Nigeria will become, he said, “the capital” of sub-Saharan Africa, if not all of Africa. “There’s significant upside if Nigeria can address a lot of its shortfalls.”
Right now, the shortfalls are all that most investors see.
The currency, the naira, has slumped nearly 20 percent over the past six months, touching a record low last month. Even when compared with other oil-producing nations, the declines are stark: No other major exporter’s currency is down as much this year. Foreign investors in naira-denominated bonds have been saddled with losses of 9 percent this year once they convert their money back into dollars.
Restrictions
After burning through $5bn of international reserves in the fourth quarter, policymakers tried a more heavy-handed tack to arrest the naira’s slide, imposing restrictions on Nigerians’ purchases of dollars.

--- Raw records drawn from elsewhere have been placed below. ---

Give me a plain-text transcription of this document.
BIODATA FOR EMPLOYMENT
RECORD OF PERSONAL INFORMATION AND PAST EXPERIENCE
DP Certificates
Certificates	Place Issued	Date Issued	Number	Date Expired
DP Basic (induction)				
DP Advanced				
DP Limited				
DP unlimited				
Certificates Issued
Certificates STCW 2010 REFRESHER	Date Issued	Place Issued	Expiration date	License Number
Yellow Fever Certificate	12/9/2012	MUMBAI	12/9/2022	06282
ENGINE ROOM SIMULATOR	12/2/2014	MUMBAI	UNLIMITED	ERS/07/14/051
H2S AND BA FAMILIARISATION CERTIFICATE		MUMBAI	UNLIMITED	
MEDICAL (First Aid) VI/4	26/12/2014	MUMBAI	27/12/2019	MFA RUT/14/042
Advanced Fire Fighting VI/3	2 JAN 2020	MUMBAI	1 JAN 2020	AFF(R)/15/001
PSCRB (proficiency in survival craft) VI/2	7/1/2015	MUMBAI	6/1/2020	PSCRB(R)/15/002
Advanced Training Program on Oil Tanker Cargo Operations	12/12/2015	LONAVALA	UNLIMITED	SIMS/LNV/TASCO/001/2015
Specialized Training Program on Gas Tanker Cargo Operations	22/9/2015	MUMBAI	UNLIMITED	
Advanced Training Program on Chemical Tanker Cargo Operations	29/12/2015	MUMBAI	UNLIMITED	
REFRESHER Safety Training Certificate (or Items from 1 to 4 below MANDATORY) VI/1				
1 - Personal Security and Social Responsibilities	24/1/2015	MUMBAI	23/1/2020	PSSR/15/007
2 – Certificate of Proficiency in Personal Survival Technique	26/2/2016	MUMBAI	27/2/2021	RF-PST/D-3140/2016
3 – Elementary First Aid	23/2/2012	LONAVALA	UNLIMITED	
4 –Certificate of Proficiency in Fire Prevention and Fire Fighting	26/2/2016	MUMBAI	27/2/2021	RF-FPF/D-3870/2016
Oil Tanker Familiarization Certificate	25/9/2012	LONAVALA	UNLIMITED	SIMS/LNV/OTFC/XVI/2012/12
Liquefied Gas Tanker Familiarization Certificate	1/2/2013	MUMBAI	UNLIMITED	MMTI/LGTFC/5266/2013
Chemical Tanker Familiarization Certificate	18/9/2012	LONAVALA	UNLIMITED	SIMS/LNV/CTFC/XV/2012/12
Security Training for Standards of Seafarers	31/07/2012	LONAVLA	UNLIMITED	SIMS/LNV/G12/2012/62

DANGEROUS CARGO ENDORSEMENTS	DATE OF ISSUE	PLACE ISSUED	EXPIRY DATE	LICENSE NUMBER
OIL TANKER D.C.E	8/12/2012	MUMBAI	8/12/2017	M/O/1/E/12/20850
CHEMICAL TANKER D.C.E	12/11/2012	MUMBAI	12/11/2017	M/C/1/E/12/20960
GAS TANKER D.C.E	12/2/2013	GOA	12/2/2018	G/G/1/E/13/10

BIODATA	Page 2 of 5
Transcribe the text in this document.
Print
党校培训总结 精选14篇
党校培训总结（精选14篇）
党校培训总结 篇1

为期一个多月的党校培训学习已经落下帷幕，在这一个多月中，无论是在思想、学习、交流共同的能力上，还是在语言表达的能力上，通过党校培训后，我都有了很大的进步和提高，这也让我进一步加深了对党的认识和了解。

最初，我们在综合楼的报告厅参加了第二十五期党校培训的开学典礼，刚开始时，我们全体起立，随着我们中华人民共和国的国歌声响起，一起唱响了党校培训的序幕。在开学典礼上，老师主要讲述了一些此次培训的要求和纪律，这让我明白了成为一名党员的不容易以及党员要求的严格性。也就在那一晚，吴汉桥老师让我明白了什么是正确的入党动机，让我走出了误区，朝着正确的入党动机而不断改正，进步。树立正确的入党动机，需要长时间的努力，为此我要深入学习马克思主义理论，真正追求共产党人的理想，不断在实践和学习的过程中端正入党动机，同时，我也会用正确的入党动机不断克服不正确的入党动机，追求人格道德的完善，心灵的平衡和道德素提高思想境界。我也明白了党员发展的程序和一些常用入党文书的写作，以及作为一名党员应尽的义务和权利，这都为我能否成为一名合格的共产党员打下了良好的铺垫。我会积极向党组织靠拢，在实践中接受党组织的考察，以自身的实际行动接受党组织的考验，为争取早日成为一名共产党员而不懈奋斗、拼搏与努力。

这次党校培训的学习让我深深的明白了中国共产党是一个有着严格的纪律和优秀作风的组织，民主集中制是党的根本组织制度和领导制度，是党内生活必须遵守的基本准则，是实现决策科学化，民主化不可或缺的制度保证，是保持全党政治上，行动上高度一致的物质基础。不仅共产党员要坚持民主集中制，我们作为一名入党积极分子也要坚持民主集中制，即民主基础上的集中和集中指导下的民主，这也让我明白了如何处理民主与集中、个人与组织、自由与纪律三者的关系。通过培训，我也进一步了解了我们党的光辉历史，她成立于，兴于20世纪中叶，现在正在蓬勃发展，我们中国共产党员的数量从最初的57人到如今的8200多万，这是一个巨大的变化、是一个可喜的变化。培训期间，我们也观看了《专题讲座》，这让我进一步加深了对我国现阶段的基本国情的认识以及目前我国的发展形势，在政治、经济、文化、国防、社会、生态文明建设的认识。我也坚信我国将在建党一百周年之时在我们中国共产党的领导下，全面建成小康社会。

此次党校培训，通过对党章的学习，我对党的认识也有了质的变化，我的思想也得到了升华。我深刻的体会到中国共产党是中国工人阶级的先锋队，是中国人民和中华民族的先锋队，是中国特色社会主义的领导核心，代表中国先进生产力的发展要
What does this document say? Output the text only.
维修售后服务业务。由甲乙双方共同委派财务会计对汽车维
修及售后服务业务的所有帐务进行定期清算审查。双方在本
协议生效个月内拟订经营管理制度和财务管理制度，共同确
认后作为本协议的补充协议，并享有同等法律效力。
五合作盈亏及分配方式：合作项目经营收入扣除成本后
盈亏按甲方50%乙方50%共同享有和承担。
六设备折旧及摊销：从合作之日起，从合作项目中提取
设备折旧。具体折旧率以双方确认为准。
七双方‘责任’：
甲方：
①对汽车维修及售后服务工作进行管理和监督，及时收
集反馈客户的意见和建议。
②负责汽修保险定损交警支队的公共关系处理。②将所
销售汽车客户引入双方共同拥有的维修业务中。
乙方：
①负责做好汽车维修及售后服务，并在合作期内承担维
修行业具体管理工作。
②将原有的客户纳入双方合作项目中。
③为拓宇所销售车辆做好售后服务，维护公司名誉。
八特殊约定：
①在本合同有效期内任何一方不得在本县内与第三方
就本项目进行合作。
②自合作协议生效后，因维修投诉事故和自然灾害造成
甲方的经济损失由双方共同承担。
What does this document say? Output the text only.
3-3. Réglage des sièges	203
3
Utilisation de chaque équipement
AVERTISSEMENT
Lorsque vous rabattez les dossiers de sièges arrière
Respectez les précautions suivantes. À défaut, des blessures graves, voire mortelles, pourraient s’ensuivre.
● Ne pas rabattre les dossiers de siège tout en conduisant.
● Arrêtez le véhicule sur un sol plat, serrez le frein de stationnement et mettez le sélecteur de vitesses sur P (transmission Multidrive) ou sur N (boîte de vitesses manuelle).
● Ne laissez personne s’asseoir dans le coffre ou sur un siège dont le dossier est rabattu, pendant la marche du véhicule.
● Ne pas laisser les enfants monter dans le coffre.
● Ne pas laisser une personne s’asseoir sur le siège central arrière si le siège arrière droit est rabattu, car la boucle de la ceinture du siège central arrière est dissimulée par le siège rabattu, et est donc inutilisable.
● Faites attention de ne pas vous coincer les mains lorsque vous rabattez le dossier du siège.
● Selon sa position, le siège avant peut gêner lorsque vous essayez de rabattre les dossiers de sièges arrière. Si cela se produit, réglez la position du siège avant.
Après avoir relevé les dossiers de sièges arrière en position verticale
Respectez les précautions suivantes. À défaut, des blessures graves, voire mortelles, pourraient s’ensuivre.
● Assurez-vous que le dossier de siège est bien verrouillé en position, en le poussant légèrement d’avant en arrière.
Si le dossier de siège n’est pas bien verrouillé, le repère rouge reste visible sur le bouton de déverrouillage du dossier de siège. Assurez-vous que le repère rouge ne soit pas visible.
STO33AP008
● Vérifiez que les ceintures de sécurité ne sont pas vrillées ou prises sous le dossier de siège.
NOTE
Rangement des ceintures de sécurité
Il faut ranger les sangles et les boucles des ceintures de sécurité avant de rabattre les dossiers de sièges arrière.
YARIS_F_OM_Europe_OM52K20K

Those measures throttled trading in the currency market, with daily volumes shrinking to as little as $10 million a day. Before December, they regularly topped $300m and a 9.9 percent growth.
In January, the International Monetary Fund cut its 2015 forecast for Nigerian growth to 4.8 percent. That may not seem like much of a slowdown, but compare it to the country’s average annual expansion over the past 15 years: 9.9 percent. Nigeria has a predominantly poor, fast-growing population (the UN sees it climbing to the third biggest in the world by 2050) that is consuming ever-greater quantities of food staples, clothing and whatever else can be found on store shelves. Those dynamics have fed the country’s spectacular growth rates – figures not even matched by China.
Nigeria’s gross domestic product swelled to over $520bn, edging out South Africa for the top spot on the continent, after government statisticians overhauled the data last year to include more industries.
South African executives have started taking notice.
Miles Dally, the chief executive of RCL Foods, said he was looking for an opportunity to expand in Nigeria after bigger rival Tiger Brands bought a flour mill company in 2012.
Dally summed up his view of the country like this: “It’s a very challenging place to do business” but it’s also “the big prize” in Africa.
A key part of that challenge – perhaps bigger than dealing with con- stant power outages and rampant corruption – is doing business in Boko Haram-controlled areas. Tiger Brands has found that out, citing the violence as one of the reasons it has struggled to turn a profit so far.
Aberdeen’s Daly also got a firsthand feel for the tension during his travels last year. As he arrived in the capital city of Abuja in central Nigeria, authorities were on high alert.
In a single day last year, Boko Haram, whose name roughly translates to western education is a sin, killed 75 people commuting into Abuja and abducted 276 school girls. The group’s targeting of the capital is part of a broader ratcheting up of the insurgency that claimed at least 1 600 lives in January and more than 4 700 last year, twice the toll of 2013.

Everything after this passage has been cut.